- Corporate life in Japan can be so intense that it is not uncommon to die of overwork.
- Last year, the government recommended that companies allow staff to opt for a four-day work week.
- Panasonic recently announced that it will begin offering the four-day work week to interested workers.
Electronics conglomerate Panasonic is the latest major Japanese company to announce a four-day work week to interested employees, Nikkei reported.
“We need to support the well-being of our employees,” Panasonic CEO Yuki Kusumi told investors at a recent briefing, according to the outlet.
Known for its culture of intense work, corporate life in Japan can be so ruthless that it is not uncommon to die of overwork.
In a bid to improve the country’s work-life balance, the Japanese government last June recommended that companies allow their staff to opt for a four-day work week, German broadcaster DW reported. .
Panasonic’s Kusumi said the company seeks to support diversity, as some workers may have side jobs or personal interests outside of their main job, according to public broadcaster NHK.

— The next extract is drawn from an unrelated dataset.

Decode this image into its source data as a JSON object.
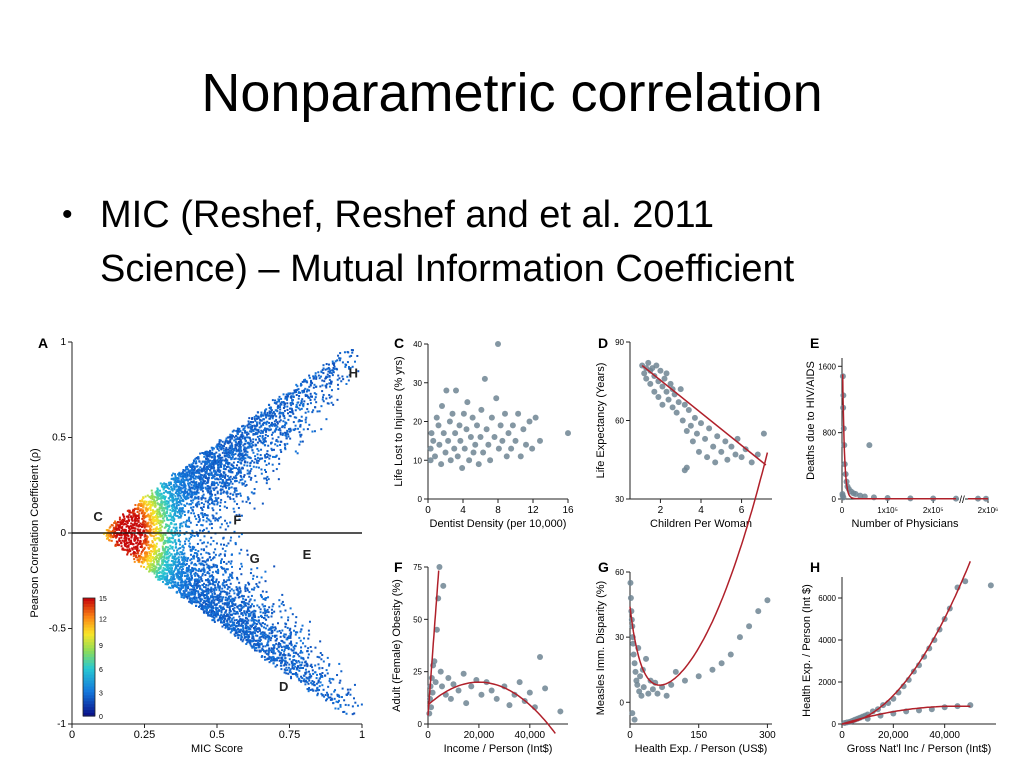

The company is also moving towards more flexible working methods. This includes encouraging more employees to work remotely and allowing workers to decide whether they wish to be moved to another city without their families – a common corporate practice in the country, NHK reported.
Panasonic joins a handful of Japanese companies introducing four-day workweek agreements, including pharmaceutical company Shionogi and systems developer Encourage Technologies. Both will offer the option from April, through Nikkei.
About 8% of Japanese companies were offering more than two days off per week in 2020, Nikkei reported, citing an official poll.
In the United States, the four-day workweek has been floating for decades, but remains out of reach for many workers, Insider’s Chris Weller wrote in November.
But that could change as the pandemic accelerates the war for talent, Jackie Reinberg, senior director of Willis Towers Watson, told Weller.
Last week, San Francisco-based ecommerce startup Bolt made a definitive switch to a four-day work week after a trial found improvements in productivity and work-life balance.